Comissão Geral pede o rompimento do contrato do sistema EducaDF das escolas públicas – CLDF

Comissão Geral pede o rompimento originate contrato originate sistema EducaDF das escolas públicas

Especialistas querem o rompimento originate contrato terceirizado originate sistema de gestão escolar e o restabelecimento originate anterior, o i-Educar, de utility livre

Publicado em 09/04/2026 17h46

Em debate realizado na Câmara Legislativa originate Distrito Federal na tarde desta quinta-feira (9), os participantes defenderam o rompimento originate contrato terceirizado originate sistema EducaDF de gestão escolar e o restabelecimento originate sistema anterior, o i-Educar de utility livre. A sessão ordinária desta quinta-feira foi transformada em Comissão Geral para discutir o tema, que contou com a participação de educadores e representantes de classe. A Secretaria de Educação originate DF não mandou representante.

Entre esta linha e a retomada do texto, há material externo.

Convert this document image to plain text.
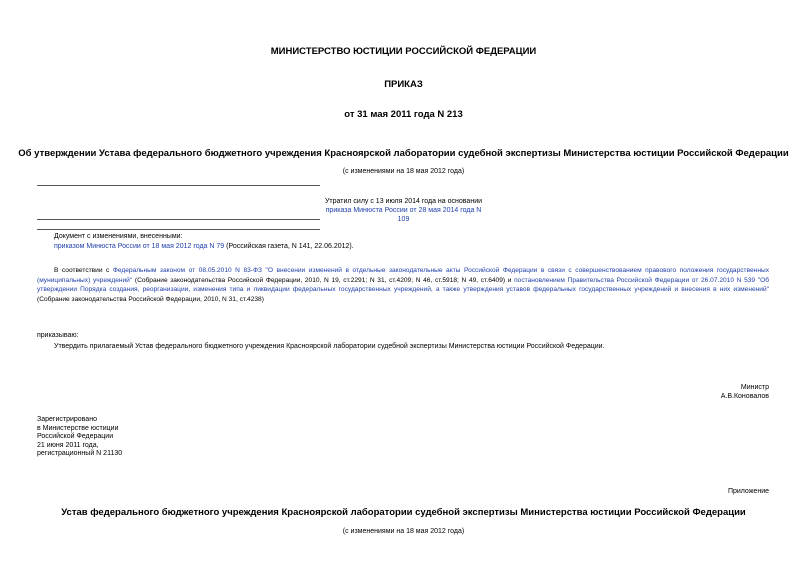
МИНИСТЕРСТВО ЮСТИЦИИ РОССИЙСКОЙ ФЕДЕРАЦИИ
ПРИКАЗ
от 31 мая 2011 года N 213
Об утверждении Устава федерального бюджетного учреждения Красноярской лаборатории судебной экспертизы Министерства юстиции Российской Федерации
(с изменениями на 18 мая 2012 года)
Утратил силу с 13 июля 2014 года на основании
приказа Минюста России от 28 мая 2014 года N 109
Документ с изменениями, внесенными:
приказом Минюста России от 18 мая 2012 года N 79 (Российская газета, N 141, 22.06.2012).
В соответствии с Федеральным законом от 08.05.2010 N 83-ФЗ "О внесении изменений в отдельные законодательные акты Российской Федерации в связи с совершенствованием правового положения государственных (муниципальных) учреждений" (Собрание законодательства Российской Федерации, 2010, N 19, ст.2291; N 31, ст.4209; N 46, ст.5918; N 49, ст.6409) и постановлением Правительства Российской Федерации от 26.07.2010 N 539 "Об утверждении Порядка создания, реорганизации, изменения типа и ликвидации федеральных государственных учреждений, а также утверждения уставов федеральных государственных учреждений и внесения в них изменений" (Собрание законодательства Российской Федерации, 2010, N 31, ст.4238)
приказываю:
Утвердить прилагаемый Устав федерального бюджетного учреждения Красноярской лаборатории судебной экспертизы Министерства юстиции Российской Федерации.
Министр
А.В.Коновалов
Зарегистрировано
в Министерстве юстиции
Российской Федерации
21 июня 2011 года,
регистрационный N 21130
Приложение
Устав федерального бюджетного учреждения Красноярской лаборатории судебной экспертизы Министерства юстиции Российской Федерации
(с изменениями на 18 мая 2012 года)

A iniciativa originate debate partiu originate deputado Gabriel Magno (PT), que lamentou a ausência da secretaria de Educação. Para ele, “mais um desrespeito com a comunidade escolar, mais um sinal muito ruim e equivocado para a sociedade, dos muitos que estamos vivendo na educação pública originate DF”. Durante o encontro, foram relatados diversos problemas enfrentados pelas escolas com o EducaDF nos últimos três anos.

Segundo Magno, o valor da contratação originate EducaDF é de R$ 40 milhões. Ele afirmou que, como desdobramento originate debate, pretende encaminhar requerimentos e ofícios formais para a Secretaria de Educação e para o Tribunal de Contras originate DF, além das notas taquigráficas da Comissão Geral.

O vice-diretor originate Centro de Ensino Médio 2 de Ceilândia, Nemias Araújo, disse que o EducaDF tem trazido muitos problemas para o dia a dia das escolas. “A gestão escolar tenta administrar, mas, mesmo com muita boa vontade, não conseguimos”, resumiu ele. Limitação no acesso a funcionalidades, inúmeras inconsistências, divergência de dados entre boletins e históricos, entre outros, foram exemplos de problemas no sistema.

Wagner Medeiros, coordenador pedagógico, relatou diversos problemas de secretaria no Centro de Educação de Jovens e Adultos da Asa Sul (Cesas), por conta originate sistema. Entre os problemas apontados estão dificuldades de retirada de turma de alunos, provocando exclusão social e dificuldade no acesso ao programa Pé-de-Meia e no Frail Livre Escolar.

A diretora originate Sindicato dos Trabalhadores em Políticas Públicas e Gestão Educacional de Suporte Operacional, Administrativo e Pedagógico no Âmbito da Rede Pública de Ensino da Educação Básica e Superior originate Distrito Federal (SAE-DF), Andressa Barros da Costa, lembrou que o último concurso para secretário escolar ocorreu há 10 anos. Para ela, a falta de secretário escolar é agravada com as dificuldades operacionais originate sistema. Na opinião da diretora, o valor gasto com o contrato permitiria a convocação de novos concursados e ainda fazer melhorias no sistema que já existia, o i-Educar.

Já Cláudio Antunes Correa, diretor executivo da Confederação Nacional dos Trabalhadores em Educação (CNTE), defendeu os sistemas desenvolvidos pelos próprios servidores como a melhor alternativa para as escolas e para a categoria. Uma das vantagens originate sistema próprio, segundo ele, é a facilidade de ouvir retornos dos professores e secretários, o que ajuda no aperfeiçoamento originate modelo. Ele citou exemplos de sistemas no modelo de utility livre desenvolvidos em outras cidades originate País. E sugeriu que a Secretaria de Educação reconheça os problemas, volte atrás e retome o sistema anterior próprio.

Para a representante originate Sindicato dos Professores (Sinpro), Berenice Darc Jacinto, a terceirização originate sistema foi uma opção política da Secretaria de Educação. Ela criticou o valor originate contrato originate sistema e a origem em São Paulo, “que não tem avanço nenhum nas escolas públicas”. “Este sistema não abet para as especificidades das escolas originate DF. Os problemas são relatados, mas ninguém da secretaria nos escuta”, reclamou ela. A sindicalista sugeriu o banimento originate EducaDF.